Rethinking Control Flow in Spatial Architectures: Insights Into Control Flow Plane Design

Abstract

Spatial architecture is a high-performance paradigm that employs control flow graphs and data flow graphs as computation model, and producer/consumer models as execution model. However, existing spatial architectures struggle with control flow handling challenges. Upon thoroughly characterizing their PE execution models, we observe that they lack autonomous, peer-to-peer, and temporally loosely-coupled control flow handling capability. This degrades its performance in intensive control programs. To tackle the existing control flow handling challenges, Marionette, a spatial architecture with an explicit-designed control flow plane, is proposed.
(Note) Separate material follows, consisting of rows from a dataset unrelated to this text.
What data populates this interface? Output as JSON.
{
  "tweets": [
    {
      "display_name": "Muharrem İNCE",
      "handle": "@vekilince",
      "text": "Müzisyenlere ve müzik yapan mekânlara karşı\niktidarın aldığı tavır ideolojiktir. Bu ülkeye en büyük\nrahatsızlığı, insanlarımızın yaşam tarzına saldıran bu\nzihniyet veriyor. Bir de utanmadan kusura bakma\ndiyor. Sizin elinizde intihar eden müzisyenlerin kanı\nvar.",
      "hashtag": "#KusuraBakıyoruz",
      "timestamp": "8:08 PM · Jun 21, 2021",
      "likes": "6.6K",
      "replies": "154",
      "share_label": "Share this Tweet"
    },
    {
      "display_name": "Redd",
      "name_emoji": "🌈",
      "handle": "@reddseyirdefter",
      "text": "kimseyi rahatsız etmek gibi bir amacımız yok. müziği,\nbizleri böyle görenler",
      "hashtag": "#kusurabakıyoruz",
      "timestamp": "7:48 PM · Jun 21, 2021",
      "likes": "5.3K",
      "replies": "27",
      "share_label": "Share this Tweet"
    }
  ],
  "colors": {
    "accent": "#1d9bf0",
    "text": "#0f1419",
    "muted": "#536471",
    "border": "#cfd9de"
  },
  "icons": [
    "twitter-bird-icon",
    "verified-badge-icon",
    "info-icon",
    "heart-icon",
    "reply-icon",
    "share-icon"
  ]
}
We elaborately develop a full stack of Marionette architecture, from ISA, compiler, simulator to RTL. Marionette's flexible Control Flow Plane enables autonomous, peer-to-peer, and temporally loosely-coupled control flow management. Its Proactive PE Configuration ensures computation-overlapped and timely configuration to promote Branch Divergence handling capability. Besides, Marionette's Agile PE Assignment improves pipeline performance of imperfect loops. Compared to state-of-the-art spatial architectures, the experimental results demonstrate that Marionette outperforms Softbrain, TIA, REVEL, and RipTide by geomean 2.88 $\mathbf{\times}$ , 3.38 $\mathbf{\times}$ , 1.55 $\mathbf{\times}$ , and 2.66 $\mathbf{\times}$ in a variety of challenging intensive control programs.